Note: The example AppleScript code is just that and sans any included error handling does not contain any additional error handling as may be appropriate. The onus is upon the user to add any error handling as may be appropriate, needed or wanted. Have a look at the try statement and error statement in the AppleScript Language Guide. See also, Working with Errors. Additionally, the use of the delay command may be necessary between events where appropriate, e.g. delay 0.5, with the value of the delay set appropriately.

4
Ted Wrigley On

The short answer is that the main page contains an explicit html table, while the watchlist page seems to be a structured series of div elements generated by javascript and made to look like a table.

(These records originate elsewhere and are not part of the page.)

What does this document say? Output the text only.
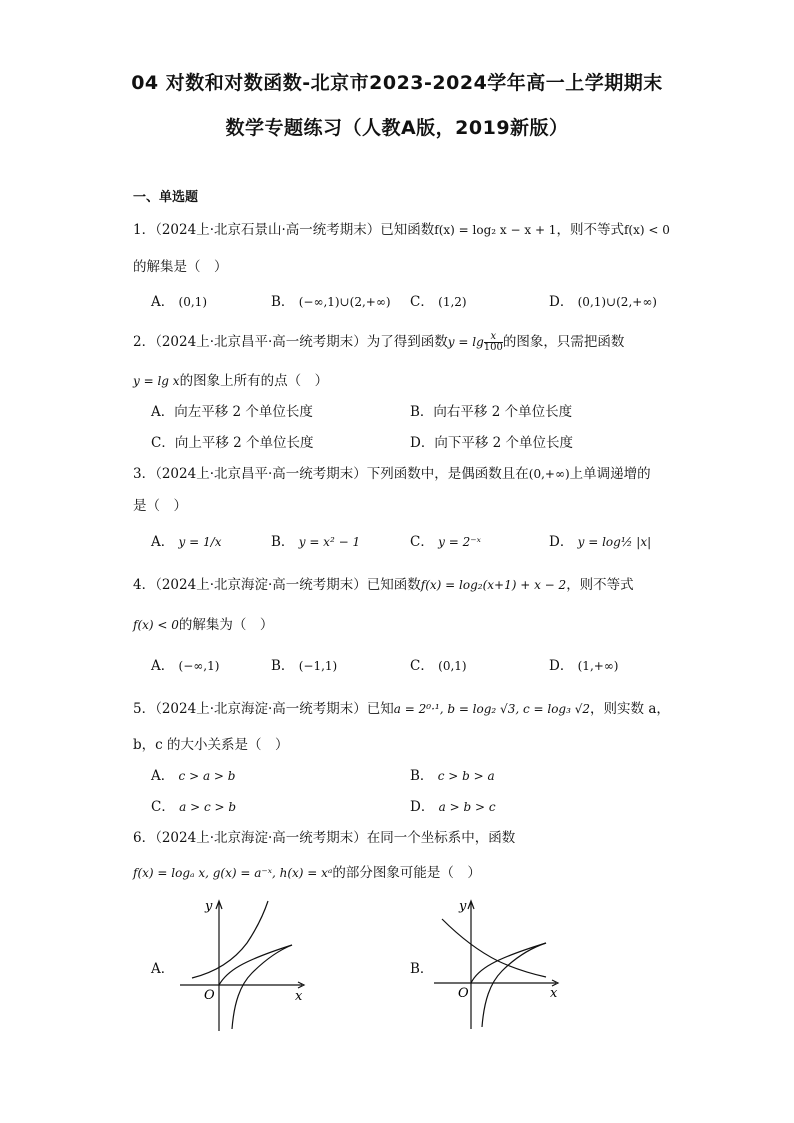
04 对数和对数函数-北京市2023-2024学年高一上学期期末
数学专题练习（人教A版，2019新版）
一、单选题
1．（2024上·北京石景山·高一统考期末）已知函数f(x) = log₂ x − x + 1，则不等式f(x) < 0
的解集是（　）
A． (0,1)	B． (−∞,1)∪(2,+∞) C． (1,2)	D． (0,1)∪(2,+∞)
2．（2024上·北京昌平·高一统考期末）为了得到函数$y = \lg \frac{x}{100}$ 的图象，只需把函数
y = lg x的图象上所有的点（　）
A．向左平移 2 个单位长度	B．向右平移 2 个单位长度
C．向上平移 2 个单位长度	D．向下平移 2 个单位长度
3．（2024上·北京昌平·高一统考期末）下列函数中，是偶函数且在(0,+∞)上单调递增的
是（　）
A． y = 1/x	B． y = x² − 1	C． y = 2⁻ˣ	D． y = log½ |x|
4．（2024上·北京海淀·高一统考期末）已知函数f(x) = log₂(x+1) + x − 2，则不等式
f(x) < 0的解集为（　）
A． (−∞,1)	B． (−1,1)	C． (0,1)	D． (1,+∞)
5．（2024上·北京海淀·高一统考期末）已知a = 2⁰·¹, b = log₂ √3, c = log₃ √2，则实数 a，
b，c 的大小关系是（　）
A． c > a > b	B． c > b > a
C． a > c > b	D． a > b > c
6．（2024上·北京海淀·高一统考期末）在同一个坐标系中，函数
f(x) = logₐ x, g(x) = a⁻ˣ, h(x) = xᵃ的部分图象可能是（　）
A．	B．
y
x
O
y
x
O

There is no 'tbody' element on the watchlist page because there is no table there. The text items command splits the first page into three parts (the second of which is the one you want); it doesn't split the watchlist page at all, which produces an array with a single item containing all of the html. When you ask an array of 1 element for its second item, you get your error.

You're going to have to examine the html of the second page and figure out how to split the text to extract the information you want.